Natural language processing (NLP), a field within artificial intelligence (AI), aims at aiding machines to decipher and establish human language. It includes tasks such as translation, sentiment analysis, and text summarization. The progress in this field has led to the creation of ‘Large Language Models’ (LLMs), capable of handling massive quantities of text. This progress has enabled complex tasks like long-context summarization and Retrieval-Augmented Generation (RAG).

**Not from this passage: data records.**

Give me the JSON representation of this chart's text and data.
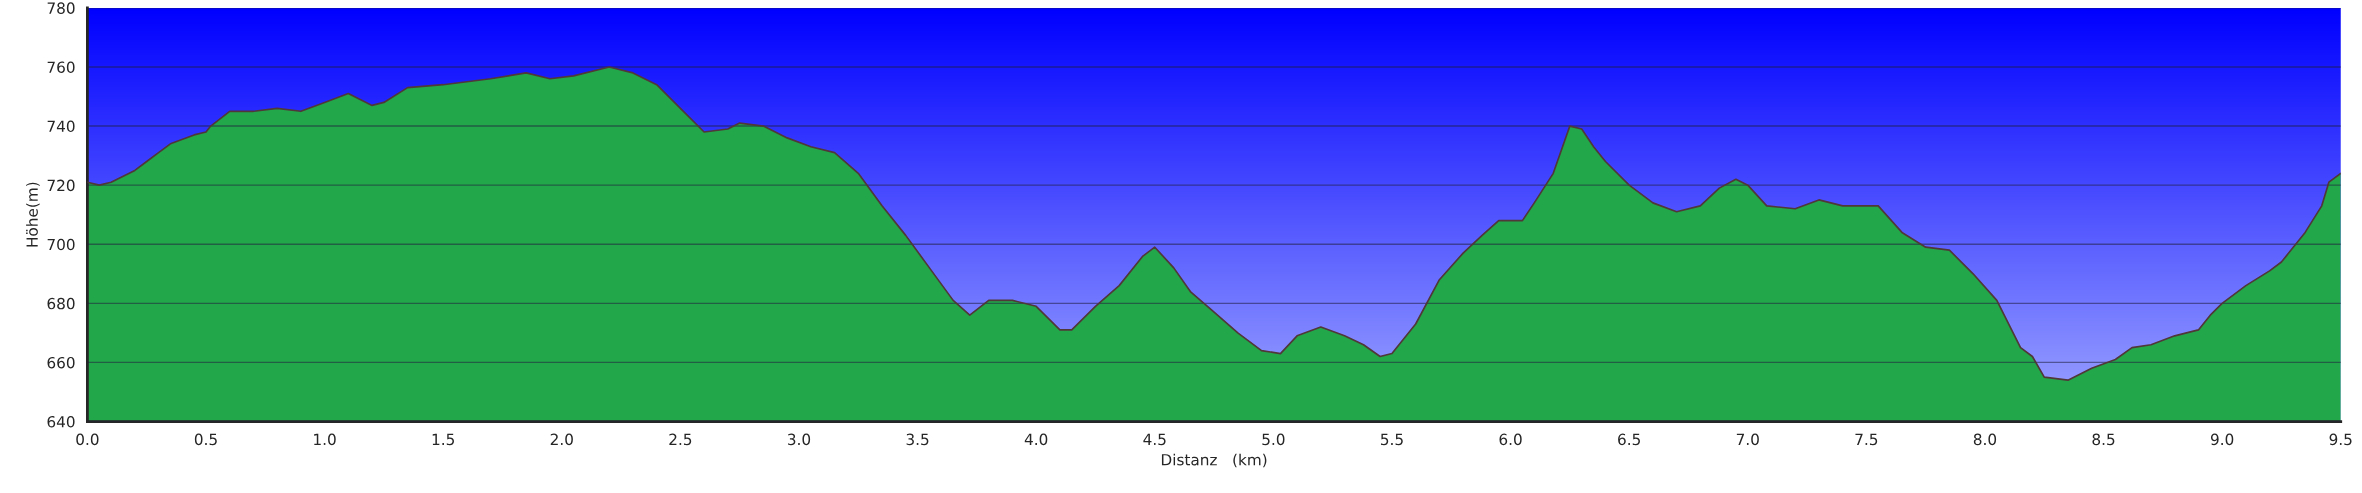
{
  "chart_data": {
    "type": "area",
    "xlabel": "Distanz   (km)",
    "ylabel": "Höhe(m)",
    "x": [
      0.0,
      0.05,
      0.1,
      0.2,
      0.25,
      0.3,
      0.35,
      0.45,
      0.5,
      0.52,
      0.6,
      0.7,
      0.8,
      0.9,
      1.0,
      1.1,
      1.2,
      1.25,
      1.35,
      1.5,
      1.7,
      1.85,
      1.95,
      2.05,
      2.2,
      2.3,
      2.4,
      2.5,
      2.6,
      2.7,
      2.75,
      2.85,
      2.95,
      3.05,
      3.15,
      3.25,
      3.35,
      3.45,
      3.55,
      3.65,
      3.72,
      3.8,
      3.9,
      4.0,
      4.1,
      4.15,
      4.25,
      4.35,
      4.45,
      4.5,
      4.58,
      4.65,
      4.75,
      4.85,
      4.95,
      5.03,
      5.1,
      5.2,
      5.3,
      5.38,
      5.45,
      5.5,
      5.6,
      5.7,
      5.8,
      5.88,
      5.95,
      6.05,
      6.1,
      6.18,
      6.25,
      6.3,
      6.35,
      6.4,
      6.5,
      6.6,
      6.7,
      6.8,
      6.88,
      6.95,
      7.0,
      7.08,
      7.2,
      7.3,
      7.4,
      7.55,
      7.65,
      7.75,
      7.85,
      7.95,
      8.05,
      8.15,
      8.2,
      8.25,
      8.35,
      8.45,
      8.55,
      8.62,
      8.7,
      8.8,
      8.9,
      8.95,
      9.0,
      9.1,
      9.2,
      9.25,
      9.35,
      9.42,
      9.45,
      9.5
    ],
    "series": [
      {
        "color": "#22a84a",
        "values": [
          721,
          720,
          721,
          725,
          728,
          731,
          734,
          737,
          738,
          740,
          745,
          745,
          746,
          745,
          748,
          751,
          747,
          748,
          753,
          754,
          756,
          758,
          756,
          757,
          760,
          758,
          754,
          746,
          738,
          739,
          741,
          740,
          736,
          733,
          731,
          724,
          713,
          703,
          692,
          681,
          676,
          681,
          681,
          679,
          671,
          671,
          679,
          686,
          696,
          699,
          692,
          684,
          677,
          670,
          664,
          663,
          669,
          672,
          669,
          666,
          662,
          663,
          673,
          688,
          697,
          703,
          708,
          708,
          714,
          724,
          740,
          739,
          733,
          728,
          720,
          714,
          711,
          713,
          719,
          722,
          720,
          713,
          712,
          715,
          713,
          713,
          704,
          699,
          698,
          690,
          681,
          665,
          662,
          655,
          654,
          658,
          661,
          665,
          666,
          669,
          671,
          676,
          680,
          686,
          691,
          694,
          704,
          713,
          721,
          724
        ]
      }
    ],
    "xlim": [
      0,
      9.5
    ],
    "ylim": [
      640,
      780
    ],
    "xticks": [
      {
        "value": 0,
        "label": "0.0"
      },
      {
        "value": 0.5,
        "label": "0.5"
      },
      {
        "value": 1,
        "label": "1.0"
      },
      {
        "value": 1.5,
        "label": "1.5"
      },
      {
        "value": 2,
        "label": "2.0"
      },
      {
        "value": 2.5,
        "label": "2.5"
      },
      {
        "value": 3,
        "label": "3.0"
      },
      {
        "value": 3.5,
        "label": "3.5"
      },
      {
        "value": 4,
        "label": "4.0"
      },
      {
        "value": 4.5,
        "label": "4.5"
      },
      {
        "value": 5,
        "label": "5.0"
      },
      {
        "value": 5.5,
        "label": "5.5"
      },
      {
        "value": 6,
        "label": "6.0"
      },
      {
        "value": 6.5,
        "label": "6.5"
      },
      {
        "value": 7,
        "label": "7.0"
      },
      {
        "value": 7.5,
        "label": "7.5"
      },
      {
        "value": 8,
        "label": "8.0"
      },
      {
        "value": 8.5,
        "label": "8.5"
      },
      {
        "value": 9,
        "label": "9.0"
      },
      {
        "value": 9.5,
        "label": "9.5"
      }
    ],
    "yticks": [
      640,
      660,
      680,
      700,
      720,
      740,
      760,
      780
    ],
    "grid": "y"
  }
}
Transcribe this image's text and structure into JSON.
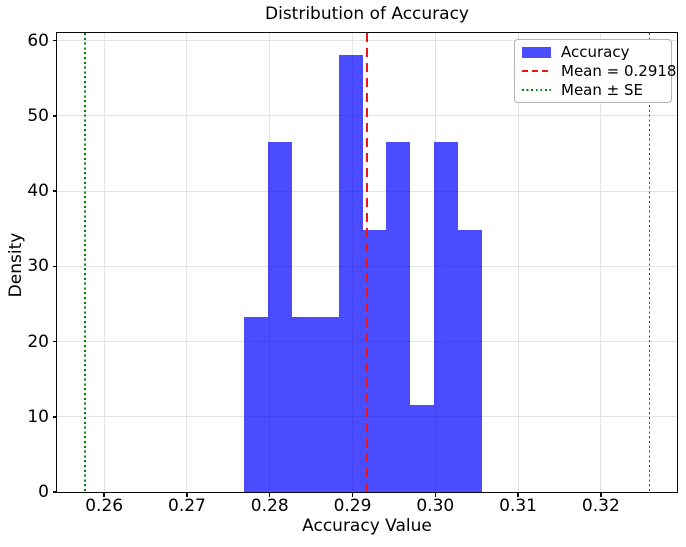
{
  "chart_data": {
    "type": "bar",
    "subtype": "histogram_density",
    "title": "Distribution of Accuracy",
    "xlabel": "Accuracy Value",
    "ylabel": "Density",
    "bin_edges": [
      0.2769,
      0.2798,
      0.2827,
      0.2855,
      0.2884,
      0.2913,
      0.2941,
      0.297,
      0.2999,
      0.3027,
      0.3056
    ],
    "densities": [
      23.23,
      46.46,
      23.23,
      23.23,
      58.07,
      34.84,
      46.46,
      11.61,
      46.46,
      34.84
    ],
    "counts": [
      2,
      4,
      2,
      2,
      5,
      3,
      4,
      1,
      4,
      3
    ],
    "mean": 0.2918,
    "se": 0.0341,
    "mean_minus_se": 0.2577,
    "mean_plus_se": 0.3259,
    "xlim": [
      0.2543,
      0.3292
    ],
    "ylim": [
      0,
      61.0
    ],
    "x_tick_values": [
      0.26,
      0.27,
      0.28,
      0.29,
      0.3,
      0.31,
      0.32
    ],
    "x_tick_labels": [
      "0.26",
      "0.27",
      "0.28",
      "0.29",
      "0.30",
      "0.31",
      "0.32"
    ],
    "y_tick_values": [
      0,
      10,
      20,
      30,
      40,
      50,
      60
    ],
    "y_tick_labels": [
      "0",
      "10",
      "20",
      "30",
      "40",
      "50",
      "60"
    ],
    "grid": true,
    "legend": {
      "position": "upper right",
      "items": [
        {
          "label": "Accuracy",
          "handle": "patch"
        },
        {
          "label": "Mean = 0.2918",
          "handle": "dashed-line"
        },
        {
          "label": "Mean ± SE",
          "handle": "dotted-line"
        }
      ]
    },
    "colors": {
      "bar_fill": "rgba(0,0,255,0.7)",
      "mean_line": "#f01515",
      "se_line": "#008000",
      "grid": "#e4e4e4",
      "spine": "#0a0a0a",
      "text": "#000000"
    }
  }
}
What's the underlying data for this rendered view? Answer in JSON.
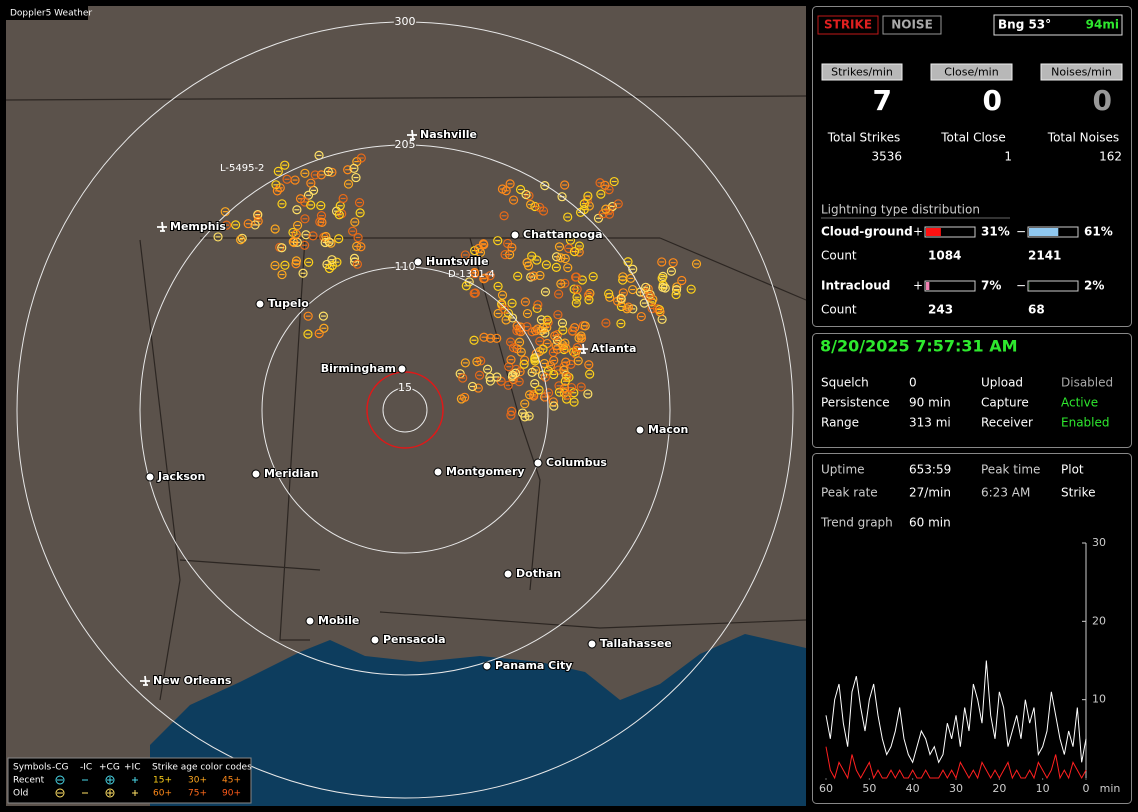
{
  "header": {
    "app": "Doppler5 Weather"
  },
  "map": {
    "ring_labels": [
      "300",
      "205",
      "110",
      "15"
    ],
    "cities": [
      "Nashville",
      "Memphis",
      "Chattanooga",
      "Huntsville",
      "Tupelo",
      "Birmingham",
      "Atlanta",
      "Macon",
      "Jackson",
      "Meridian",
      "Montgomery",
      "Columbus",
      "Dothan",
      "Mobile",
      "Pensacola",
      "Tallahassee",
      "Panama City",
      "New Orleans"
    ],
    "storm_labels": [
      "L-5495-2",
      "D-1311-4"
    ],
    "legend": {
      "symbols": "Symbols",
      "kinds": [
        "-CG",
        "-IC",
        "+CG",
        "+IC"
      ],
      "age_title": "Strike age color codes",
      "rows": [
        "Recent",
        "Old"
      ],
      "ages": [
        [
          "15+",
          "30+",
          "45+"
        ],
        [
          "60+",
          "75+",
          "90+"
        ]
      ]
    }
  },
  "status": {
    "strike": "STRIKE",
    "noise": "NOISE",
    "bearing": "Bng 53°",
    "distance": "94mi",
    "rates": [
      {
        "label": "Strikes/min",
        "value": 7
      },
      {
        "label": "Close/min",
        "value": 0
      },
      {
        "label": "Noises/min",
        "value": 0
      }
    ],
    "totals": [
      {
        "label": "Total Strikes",
        "value": 3536
      },
      {
        "label": "Total Close",
        "value": 1
      },
      {
        "label": "Total Noises",
        "value": 162
      }
    ],
    "distribution": {
      "title": "Lightning type distribution",
      "plus": "+",
      "minus": "−",
      "count": "Count",
      "rows": [
        {
          "label": "Cloud-ground",
          "pos": {
            "value": 31,
            "label": "31%"
          },
          "neg": {
            "value": 61,
            "label": "61%"
          },
          "pos_count": 1084,
          "neg_count": 2141
        },
        {
          "label": "Intracloud",
          "pos": {
            "value": 7,
            "label": "7%"
          },
          "neg": {
            "value": 2,
            "label": "2%"
          },
          "pos_count": 243,
          "neg_count": 68
        }
      ]
    }
  },
  "settings": {
    "datetime": "8/20/2025 7:57:31 AM",
    "rows": [
      [
        "Squelch",
        "0",
        "Upload",
        "Disabled"
      ],
      [
        "Persistence",
        "90 min",
        "Capture",
        "Active"
      ],
      [
        "Range",
        "313 mi",
        "Receiver",
        "Enabled"
      ]
    ]
  },
  "stats": {
    "rows": [
      [
        "Uptime",
        "653:59",
        "Peak time",
        "Plot"
      ],
      [
        "Peak rate",
        "27/min",
        "6:23 AM",
        "Strike"
      ]
    ],
    "trend_label": "Trend graph",
    "trend_value": "60 min"
  },
  "chart_data": {
    "type": "line",
    "xlabel": "min",
    "x": [
      60,
      59,
      58,
      57,
      56,
      55,
      54,
      53,
      52,
      51,
      50,
      49,
      48,
      47,
      46,
      45,
      44,
      43,
      42,
      41,
      40,
      39,
      38,
      37,
      36,
      35,
      34,
      33,
      32,
      31,
      30,
      29,
      28,
      27,
      26,
      25,
      24,
      23,
      22,
      21,
      20,
      19,
      18,
      17,
      16,
      15,
      14,
      13,
      12,
      11,
      10,
      9,
      8,
      7,
      6,
      5,
      4,
      3,
      2,
      1,
      0
    ],
    "series": [
      {
        "color": "#ffffff",
        "values": [
          8,
          5,
          10,
          12,
          7,
          4,
          11,
          13,
          9,
          6,
          10,
          12,
          8,
          5,
          3,
          4,
          6,
          9,
          5,
          3,
          2,
          4,
          6,
          5,
          3,
          4,
          2,
          3,
          7,
          5,
          8,
          4,
          9,
          6,
          12,
          10,
          7,
          15,
          8,
          5,
          11,
          9,
          4,
          6,
          8,
          5,
          10,
          7,
          9,
          3,
          4,
          6,
          11,
          8,
          5,
          3,
          6,
          4,
          9,
          2,
          5
        ]
      },
      {
        "color": "#ff2020",
        "values": [
          4,
          1,
          0,
          2,
          1,
          0,
          3,
          1,
          0,
          1,
          2,
          0,
          1,
          0,
          0,
          1,
          0,
          1,
          0,
          0,
          1,
          0,
          0,
          1,
          0,
          0,
          0,
          1,
          0,
          1,
          0,
          2,
          1,
          0,
          1,
          0,
          2,
          1,
          0,
          1,
          0,
          1,
          2,
          0,
          1,
          0,
          0,
          1,
          0,
          2,
          1,
          0,
          1,
          3,
          0,
          1,
          0,
          2,
          1,
          0,
          1
        ]
      }
    ],
    "xlim": [
      60,
      0
    ],
    "ylim": [
      0,
      30
    ],
    "xticks": [
      60,
      50,
      40,
      30,
      20,
      10,
      0
    ],
    "yticks": [
      10,
      20,
      30
    ]
  }
}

Yet, evaluating the performance of LLMs is challenging, especially in long-context tasks. Traditional tasks like ‘Needle-in-a-Haystack’ fall short in demonstrating the potential of modern models. The scarcity of high-quality reference summaries and reliable automatic metrics make it difficult to assess the outputs’ quality. The current methods largely depend on short-input, single-document settings and low-quality reference summaries, correlating poorly with human judgment. The lack of benchmarks for long-context models highlights the need for better evaluation methods.
To bridge this gap, researchers at Salesforce AI Research have introduced a novel evaluation method known as the “Summary of a Haystack” (SummHay) task. The technique involves generating large volumes of documents called Haystacks on specific topics, with certain insights repeated across them. The key task of SummHay is to process these Haystacks, generate accurate summaries covering the relevant insights, and mention the source documents. The summaries are evaluated based on two main aspects: their coverage of the expected insights and the quality of the citations.
Studying the performance of 10 LLMs and 50 RAG systems using SummHay, the researchers found that even the best performing systems lagged behind human performance by over 10 points on a joint score. For instance, advanced LLMs like GPT-4o and Claude 3 Opus scored below 20% on SummHay without a retriever. Further trade-offs were observed between RAG systems and long-context models, where the former improved citation quality but reduced insight coverage.
The researchers found a substantial performance gap when comparing these models to human standards. Even after introducing advanced RAG components, such as Cohere’s Rerank3, to models like Claude 3 Opus and GPT-4o, they reached a joint score of around 36%, still lagging behind the estimated human performance of 56%. This difference calls for the development of better and more efficient models.
In conclusion, the research by Salesforce AI Research introduces SummHay as a robust benchmark for evaluating the abilities of long-context LLMs and RAG systems. Despite the current challenges, this research lays a foundation for advancements that could eventually equate to or even exceed human performance in long-context summarization.